Why do we only replicate tables with primary key(s)?

  1. We need a way to uniquely identify each row as we use the primary key(s) as the partition key in Kafka to guarantee ordering.
  2. For us to guarantee data integrity, we perform MERGE with the table’s primary key(s)

Scenario #1: I already have pseudo primary key(s)

Let’s use the example of users_no_pk as our example.

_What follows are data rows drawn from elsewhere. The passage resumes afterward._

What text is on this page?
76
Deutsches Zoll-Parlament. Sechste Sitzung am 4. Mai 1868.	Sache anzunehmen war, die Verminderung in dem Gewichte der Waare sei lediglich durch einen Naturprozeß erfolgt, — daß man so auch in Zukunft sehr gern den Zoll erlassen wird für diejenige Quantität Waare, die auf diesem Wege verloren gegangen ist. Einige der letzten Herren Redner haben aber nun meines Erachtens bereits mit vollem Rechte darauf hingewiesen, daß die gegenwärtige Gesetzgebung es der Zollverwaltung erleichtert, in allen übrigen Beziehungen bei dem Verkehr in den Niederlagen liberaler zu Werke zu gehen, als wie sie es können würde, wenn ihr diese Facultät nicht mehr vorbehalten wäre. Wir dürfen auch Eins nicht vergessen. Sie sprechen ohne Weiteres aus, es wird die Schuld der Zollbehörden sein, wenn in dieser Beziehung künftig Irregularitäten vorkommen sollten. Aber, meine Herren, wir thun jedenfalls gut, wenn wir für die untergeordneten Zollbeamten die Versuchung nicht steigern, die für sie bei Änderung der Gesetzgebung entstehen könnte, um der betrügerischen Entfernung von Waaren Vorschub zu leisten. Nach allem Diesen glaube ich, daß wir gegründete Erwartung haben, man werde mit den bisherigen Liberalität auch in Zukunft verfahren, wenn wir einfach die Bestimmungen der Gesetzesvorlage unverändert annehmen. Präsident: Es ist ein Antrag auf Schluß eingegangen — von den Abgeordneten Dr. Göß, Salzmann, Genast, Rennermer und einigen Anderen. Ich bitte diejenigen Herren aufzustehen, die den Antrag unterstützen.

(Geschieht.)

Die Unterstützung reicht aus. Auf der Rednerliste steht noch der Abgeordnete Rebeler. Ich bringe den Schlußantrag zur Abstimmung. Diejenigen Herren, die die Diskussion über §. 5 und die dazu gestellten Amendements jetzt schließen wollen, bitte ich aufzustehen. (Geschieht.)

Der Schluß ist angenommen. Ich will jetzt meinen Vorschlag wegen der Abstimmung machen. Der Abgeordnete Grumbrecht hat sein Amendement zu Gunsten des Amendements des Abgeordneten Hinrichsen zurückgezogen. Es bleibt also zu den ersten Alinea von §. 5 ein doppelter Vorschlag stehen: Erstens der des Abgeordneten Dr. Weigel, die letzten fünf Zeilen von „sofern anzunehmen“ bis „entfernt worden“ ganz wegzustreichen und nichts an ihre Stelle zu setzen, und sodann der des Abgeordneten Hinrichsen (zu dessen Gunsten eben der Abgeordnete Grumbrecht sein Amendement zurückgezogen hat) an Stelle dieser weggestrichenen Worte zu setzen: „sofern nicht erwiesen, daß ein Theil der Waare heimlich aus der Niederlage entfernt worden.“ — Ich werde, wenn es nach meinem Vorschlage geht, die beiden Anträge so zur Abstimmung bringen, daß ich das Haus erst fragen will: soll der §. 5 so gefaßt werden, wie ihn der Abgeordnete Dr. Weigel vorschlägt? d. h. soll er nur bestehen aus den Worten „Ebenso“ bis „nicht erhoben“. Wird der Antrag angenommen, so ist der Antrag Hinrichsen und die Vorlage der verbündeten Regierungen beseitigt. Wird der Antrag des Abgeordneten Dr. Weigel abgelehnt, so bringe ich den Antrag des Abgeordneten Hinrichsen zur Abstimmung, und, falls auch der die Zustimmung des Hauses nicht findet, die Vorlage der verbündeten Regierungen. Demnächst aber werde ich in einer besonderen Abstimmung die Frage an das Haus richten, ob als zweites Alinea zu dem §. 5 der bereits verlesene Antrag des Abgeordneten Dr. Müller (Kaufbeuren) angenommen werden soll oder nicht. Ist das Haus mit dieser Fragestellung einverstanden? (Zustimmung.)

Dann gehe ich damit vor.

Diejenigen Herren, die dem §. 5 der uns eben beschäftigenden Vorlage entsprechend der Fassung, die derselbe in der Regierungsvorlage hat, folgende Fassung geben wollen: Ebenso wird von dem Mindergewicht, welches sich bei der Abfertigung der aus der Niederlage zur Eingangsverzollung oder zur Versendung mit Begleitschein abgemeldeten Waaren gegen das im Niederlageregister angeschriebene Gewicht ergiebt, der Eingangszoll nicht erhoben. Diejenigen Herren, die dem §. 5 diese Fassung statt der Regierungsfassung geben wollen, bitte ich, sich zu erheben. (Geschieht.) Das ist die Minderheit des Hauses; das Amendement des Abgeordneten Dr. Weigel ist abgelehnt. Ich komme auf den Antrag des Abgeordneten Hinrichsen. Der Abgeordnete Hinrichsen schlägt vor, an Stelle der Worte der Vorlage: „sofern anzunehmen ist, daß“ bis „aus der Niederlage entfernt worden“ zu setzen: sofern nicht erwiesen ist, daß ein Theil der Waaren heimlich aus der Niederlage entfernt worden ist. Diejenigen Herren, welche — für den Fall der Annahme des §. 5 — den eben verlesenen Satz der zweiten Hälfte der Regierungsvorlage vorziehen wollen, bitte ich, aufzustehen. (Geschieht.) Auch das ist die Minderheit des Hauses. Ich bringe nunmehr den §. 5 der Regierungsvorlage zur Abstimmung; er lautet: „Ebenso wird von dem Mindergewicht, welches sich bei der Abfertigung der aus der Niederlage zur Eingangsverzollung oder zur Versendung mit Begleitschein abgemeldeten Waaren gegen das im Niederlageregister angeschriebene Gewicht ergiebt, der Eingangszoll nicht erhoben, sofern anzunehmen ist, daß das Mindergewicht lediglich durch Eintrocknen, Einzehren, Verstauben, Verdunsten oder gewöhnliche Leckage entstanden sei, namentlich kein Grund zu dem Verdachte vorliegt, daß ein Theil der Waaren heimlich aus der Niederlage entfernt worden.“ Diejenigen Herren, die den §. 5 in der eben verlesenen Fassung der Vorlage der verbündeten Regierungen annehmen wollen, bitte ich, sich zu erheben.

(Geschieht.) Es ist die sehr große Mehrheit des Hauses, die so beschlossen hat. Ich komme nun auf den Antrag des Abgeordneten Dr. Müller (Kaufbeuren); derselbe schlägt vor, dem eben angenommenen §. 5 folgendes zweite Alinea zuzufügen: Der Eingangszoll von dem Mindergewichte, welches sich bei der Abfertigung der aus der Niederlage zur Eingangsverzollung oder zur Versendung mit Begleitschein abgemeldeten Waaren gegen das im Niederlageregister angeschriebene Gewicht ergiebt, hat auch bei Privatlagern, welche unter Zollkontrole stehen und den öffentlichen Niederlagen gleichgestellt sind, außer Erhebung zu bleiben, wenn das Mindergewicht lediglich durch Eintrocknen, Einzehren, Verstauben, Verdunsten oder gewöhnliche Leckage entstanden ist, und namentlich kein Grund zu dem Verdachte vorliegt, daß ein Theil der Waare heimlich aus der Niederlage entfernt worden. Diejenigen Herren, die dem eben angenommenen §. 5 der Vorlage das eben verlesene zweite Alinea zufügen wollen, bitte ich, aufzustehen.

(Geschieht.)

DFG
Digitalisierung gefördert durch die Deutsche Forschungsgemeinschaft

CREATE TABLE users_no_pk (
    email VARCHAR(255) UNIQUE NOT NULL,
    first_name VARCHAR(255) NOT NULL,
    last_name VARCHAR(255) NOT NULL
);

Email is unique, however not the primary key. To make email unique, we’ll run the following command:

ALTER TABLE users_no_pk ADD PRIMARY KEY (email);

Scenario #2: How do I add primary key(s) to an existing table?

Let’s use this table no_primary_keys as our example.

CREATE TABLE no_primary_keys (
	key VARCHAR(5),
	value bool
);

INSERT INTO no_primary_keys (key, value) VALUES ('foo', true), ('bar', false);
postgres=# select * from no_primary_keys;
 key | value
-----+------
 bar | f    
 foo | f  
(2 rows)

To add a primary key, we will now issue this DDL query:

ALTER TABLE no_primary_keys ADD COLUMN pk SERIAL PRIMARY KEY;
-- This will automatically backfill the existing rows and start a sequence
-- Such that subsequent rows will automatically have a primary key value.
postgres=# select * from no_primary_keys;
 key | value | pk
-----+-------+----
 bar | f     |  2
 foo | f     |  1
(2 rows)
-- No code changes required on your application side as you can
-- continue inserting data w/o referencing primary keys
INSERT INTO no_primary_keys (key, value) VALUES ('qux', false);
postgres=# select * from no_primary_keys;
 key | value | pk
-----+-------+----
 bar | f     |  2
 foo | f     |  1
 qux | f     |  3
(3 rows)